After talking about tuning and miking the set, a discussion of drum solos and musicianship followed:

"For one thing, I am not that crazy about drum solos. Five years ago I also started playing guitar and it really helped. It made me sit back into a pocket a lot better and take some restrictions upon myself. If I hear one more drum solo I'm gonna die. In jazz and things like that I think it's great -- I am talking about rock concerts right now. How many times can a kid go into a a rock show and see the same thing happen over and over again? The main person that I can see getting into a long drum solo is the drummer -- I mean people do get into it but I am just saying for our show, for myself personally, I don't get into solos. Whenever I start to do anything myself on stage and there is a little space -- a couple of seconds that I do fill up -- it's like a solo transition. And I like playing the jazz thing -- more like a tumbling thing that just keeps going and going with variations. And I like sporadic shots. Nobody asks me if I am jazz inspired but in fact I am, because that's my favorite kind of solo. I don't think drummers should try to be guitars or bass guitars. The drum is shots -- that's what I like about it, if it's on it's on. That's just my personal explanation.

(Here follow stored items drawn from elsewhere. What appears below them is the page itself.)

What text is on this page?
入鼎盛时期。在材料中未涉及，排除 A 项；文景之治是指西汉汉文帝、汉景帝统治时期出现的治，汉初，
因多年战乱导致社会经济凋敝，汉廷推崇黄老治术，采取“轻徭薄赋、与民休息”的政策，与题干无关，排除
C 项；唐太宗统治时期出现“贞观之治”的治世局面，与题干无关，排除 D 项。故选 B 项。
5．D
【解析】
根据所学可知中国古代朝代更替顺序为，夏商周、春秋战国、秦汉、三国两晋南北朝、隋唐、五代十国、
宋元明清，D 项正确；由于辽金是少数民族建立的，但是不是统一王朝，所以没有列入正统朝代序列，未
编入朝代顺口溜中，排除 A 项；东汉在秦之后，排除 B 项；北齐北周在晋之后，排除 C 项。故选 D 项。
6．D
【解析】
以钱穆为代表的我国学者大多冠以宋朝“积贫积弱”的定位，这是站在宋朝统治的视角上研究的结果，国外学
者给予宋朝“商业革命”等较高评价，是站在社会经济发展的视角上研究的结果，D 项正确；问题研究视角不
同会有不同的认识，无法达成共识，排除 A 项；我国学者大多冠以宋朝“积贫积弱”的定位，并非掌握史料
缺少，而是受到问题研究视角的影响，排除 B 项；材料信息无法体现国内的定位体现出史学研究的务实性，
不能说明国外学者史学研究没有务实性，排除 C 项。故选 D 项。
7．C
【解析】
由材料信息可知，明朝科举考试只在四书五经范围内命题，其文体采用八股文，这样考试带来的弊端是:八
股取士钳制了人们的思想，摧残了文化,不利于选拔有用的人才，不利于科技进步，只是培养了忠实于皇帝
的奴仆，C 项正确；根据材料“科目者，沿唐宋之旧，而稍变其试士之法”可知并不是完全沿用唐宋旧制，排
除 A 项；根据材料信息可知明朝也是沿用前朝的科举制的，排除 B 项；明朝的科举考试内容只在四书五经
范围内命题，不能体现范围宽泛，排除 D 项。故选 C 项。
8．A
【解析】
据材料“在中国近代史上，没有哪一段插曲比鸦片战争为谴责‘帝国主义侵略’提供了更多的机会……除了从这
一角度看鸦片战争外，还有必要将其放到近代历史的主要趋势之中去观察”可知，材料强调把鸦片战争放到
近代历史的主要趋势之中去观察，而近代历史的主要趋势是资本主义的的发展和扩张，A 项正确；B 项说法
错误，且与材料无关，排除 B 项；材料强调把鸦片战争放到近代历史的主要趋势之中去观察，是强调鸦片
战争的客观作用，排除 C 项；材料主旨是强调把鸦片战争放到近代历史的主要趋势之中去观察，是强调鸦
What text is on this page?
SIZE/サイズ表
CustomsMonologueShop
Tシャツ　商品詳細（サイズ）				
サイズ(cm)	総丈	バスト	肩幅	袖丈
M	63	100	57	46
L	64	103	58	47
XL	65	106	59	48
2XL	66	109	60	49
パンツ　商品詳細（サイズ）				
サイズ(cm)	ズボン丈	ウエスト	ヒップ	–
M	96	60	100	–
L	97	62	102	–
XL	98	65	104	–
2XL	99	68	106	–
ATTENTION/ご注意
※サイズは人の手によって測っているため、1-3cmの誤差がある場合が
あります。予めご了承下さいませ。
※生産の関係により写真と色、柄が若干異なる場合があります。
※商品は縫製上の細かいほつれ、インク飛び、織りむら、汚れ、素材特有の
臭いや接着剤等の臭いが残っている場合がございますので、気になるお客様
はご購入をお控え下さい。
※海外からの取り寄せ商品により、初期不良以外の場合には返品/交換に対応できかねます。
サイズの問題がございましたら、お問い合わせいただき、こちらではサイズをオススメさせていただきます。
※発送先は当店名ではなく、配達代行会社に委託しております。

"I mentioned before that when I first started playing the guitar it was in relation to drumming. Before, I always was thinking of drumming from a percussionist's point of view, but after plain guitar a little bit I realized how drumming relate to a guy playing guitar. I also use the guitar in writing my own songs, and writing music has helped my playing because being a song writer has brought more simplicity. I had a big problem before in never stopping, just playing on and on -- writing helped discipline me. Like I said before, I lay down in a pocket and just keep the beat going; and then during those places for fills and things, then you bring them out. There are places for everybody's moments but then you have to lay back -- even on stage we come back a little bit when Alice is singing -- the music will drop back a little and lay in its pocket and keep the backbone going while the vocal is taking over. When there are a lot of people yo have got to give an take."

Premier drums are Neal Smith's drums and when asked about them he said:

"Well, if they were female I would be married right now. I love them. They are great and I think they are dynamic. The tone quality, which again I'm really into, and and the hardware were the things that really captured me the first time I started considering Premier. I go through a lot of hardware, and it has to be strong enough to stand up. With Premier, the mounts for all the toms are solid and set's there -- it isn't going anywhere. Every time I go up there, like, I'm in heaven on the top pedestal -- it really is incredible. I am just totally knocked out with the whole Premier trip.

Neal Smith is a very dedicated drummer and wrapped up his interview saying:

"Alice Cooper Group speaks for itself because we tried a long time and we're finally doing it. When we first got together, we decided we would stick with it no matter how ling it too. There is discipline connected with everything you do, and I recommend that you get together with people you love and can work with. So, if we can inspire a couple of people out there. I think that's one of the neatest things we can do -- we stuck with it and made it happen. I am really into music. And you know how music has changed the last ten years, and so in ten more years it's going to be much different. If I can inspire that kid out there, that's going to make our music change. That's good enough for me."

Mr. Coffin is the Premier Educational Service Manager.